The email obtained by the Los Alamos Monitor read: “the laboratory today is implementing a number of measures aimed at supporting the Department of Energy’s objectives to reopen the Waste Isolation Pilot Plant (WIPP) repository near Carlsbad.
“Among the actions are changes in our leadership responsible for managing our environmental cleanup and transuranic waste operations. I have asked Deputy Associate Director Enrique (Kiki) Torres to serve as acting lead for our Environmental Programs while the Lab works with DOE to develop a path forward.

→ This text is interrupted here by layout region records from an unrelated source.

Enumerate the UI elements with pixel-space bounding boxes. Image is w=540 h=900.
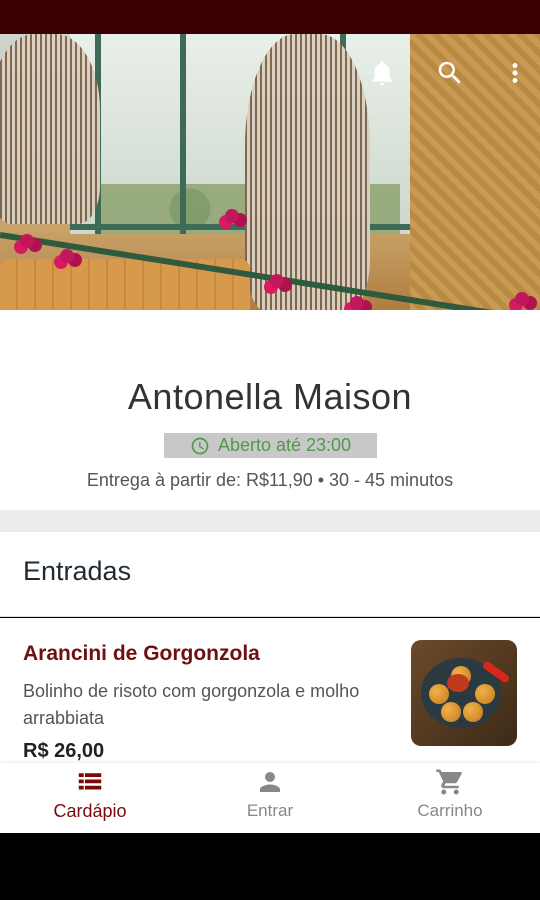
clock-icon <box>191 437 209 454</box>
section-header: Entradas <box>0 532 540 617</box>
menu-list-icon <box>78 773 102 790</box>
nav-label-menu: Cardápio <box>53 801 127 821</box>
menu-item-price: R$ 26,00 <box>23 740 105 762</box>
status-bar <box>0 0 540 34</box>
nav-item-menu[interactable]: Cardápio <box>0 763 180 833</box>
nav-item-cart[interactable]: Carrinho <box>360 763 540 833</box>
bottom-navigation: Cardápio Entrar Carrinho <box>0 763 540 833</box>
cart-icon <box>436 769 462 795</box>
delivery-info: Entrega à partir de: R$11,90 • 30 - 45 m… <box>86 470 454 490</box>
nav-label-login: Entrar <box>246 801 294 820</box>
restaurant-name: Antonella Maison <box>127 376 413 417</box>
menu-item[interactable]: Arancini de Gorgonzola Bolinho de risoto… <box>0 618 540 763</box>
bell-icon[interactable] <box>367 58 397 88</box>
system-navigation-bar <box>0 833 540 900</box>
open-status-text: Aberto até 23:00 <box>217 435 352 455</box>
more-vert-icon[interactable] <box>500 58 520 88</box>
section-title: Entradas <box>23 556 132 586</box>
section-divider <box>0 510 540 532</box>
search-icon[interactable] <box>435 58 465 88</box>
restaurant-info: Antonella Maison Aberto até 23:00 Entreg… <box>0 310 540 510</box>
menu-item-description: Bolinho de risoto com gorgonzola e molho… <box>23 681 360 728</box>
person-icon <box>260 772 280 792</box>
menu-item-name: Arancini de Gorgonzola <box>23 642 260 665</box>
nav-item-login[interactable]: Entrar <box>180 763 360 833</box>
nav-label-cart: Carrinho <box>417 801 483 820</box>
menu-item-photo <box>411 640 517 746</box>
open-status-badge: Aberto até 23:00 <box>164 433 377 458</box>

“These actions come after a number of internal investigations and reviews since the February discovery of a leak underground at WIPP from a waste drum that originated here at Los Alamos. Although the exact causes of the leak are still under investigation, I have determined that today’s changes are necessary now as part of our continued recovery actions.
“In addition, DOE has announced its intent to transition oversight of legacy environmental cleanup work from NNSA to DOE-EM. I have very few details on how this action will proceed, but I will continue to keep you updated. I will ensure that Los Alamos will do whatever is needed to ensure a smooth transition, and that includes maintaining safe and secure environmental program operations until the transition is complete. We are fully committed to working with the State of New Mexico and DOE throughout this process.
“It is time for us to be introspective and self-critical to ensure we fully learn from this event. In the coming days and weeks, we will be taking additional actions to ensure we address the underlying causes and strengthen our processes to prevent future upsets or events.
“Understanding the breached drum at WIPP continues to be a significant challenge to the Laboratory, but I believe we have our best people working on these issues. I ask for your continued support as we work through this recovery together. This is our obligation to the community, the state, and to our national security mission. “The leak contaminated 22 workers with low levels of radiation and indefinitely shuttered the government’s only permanent repository for waste from decades of nuclear bomb building.
Four managers in the lab’s environmental and transuranic waste program were also reassigned, officials said.
The NS&D Monitor reported that the managers relieved of their duties were Dan Cox, LANL deputy associate director of environmental programs, Jeff Mousseau, associate director of environmental programs, Kathy Johns-Hughes, Director of the LANL TRU Program, Tori George, program director for regulatory management.
 Officials have yet to pinpoint what caused the barrel of waste from Los Alamos to breach Feb. 14 in one of the half-mile deep rooms at the Waste Isolation Pilot Plant in southeastern New Mexico. One theory has focused on a chemical reaction in highly acidic waste that was packed with a lead glove and organic cat litter to absorb moisture.
Officials have said a switch by Los Alamos from inorganic to organic cat litter may have helped fuel the “heat event” that popped the lid off the barrel. As the investigation continues, hundreds of other barrels of Los Alamos waste with similar contents and organic cat litter are being closely monitored at Los Alamos, WIPP and a temporary site in West Texas.
At the Waste Isolation Pilot Plant, officials are working on a plan to decontaminate the mine and seal off the rooms with the suspect waste. Moniz has said it could take up to three years to reopen the multi-billion-dollar site.
The New Mexico Environment Department also weighed in.
“The department feels Environmental Management is better equipped to handle the complexities of environmental cleanup at generator sites,” NMED spokesman Jim Winchester in a statement released to the Santa Fe New Mexican. “The New Mexico Environment Department had been pushing DOE to make this change for a long time.”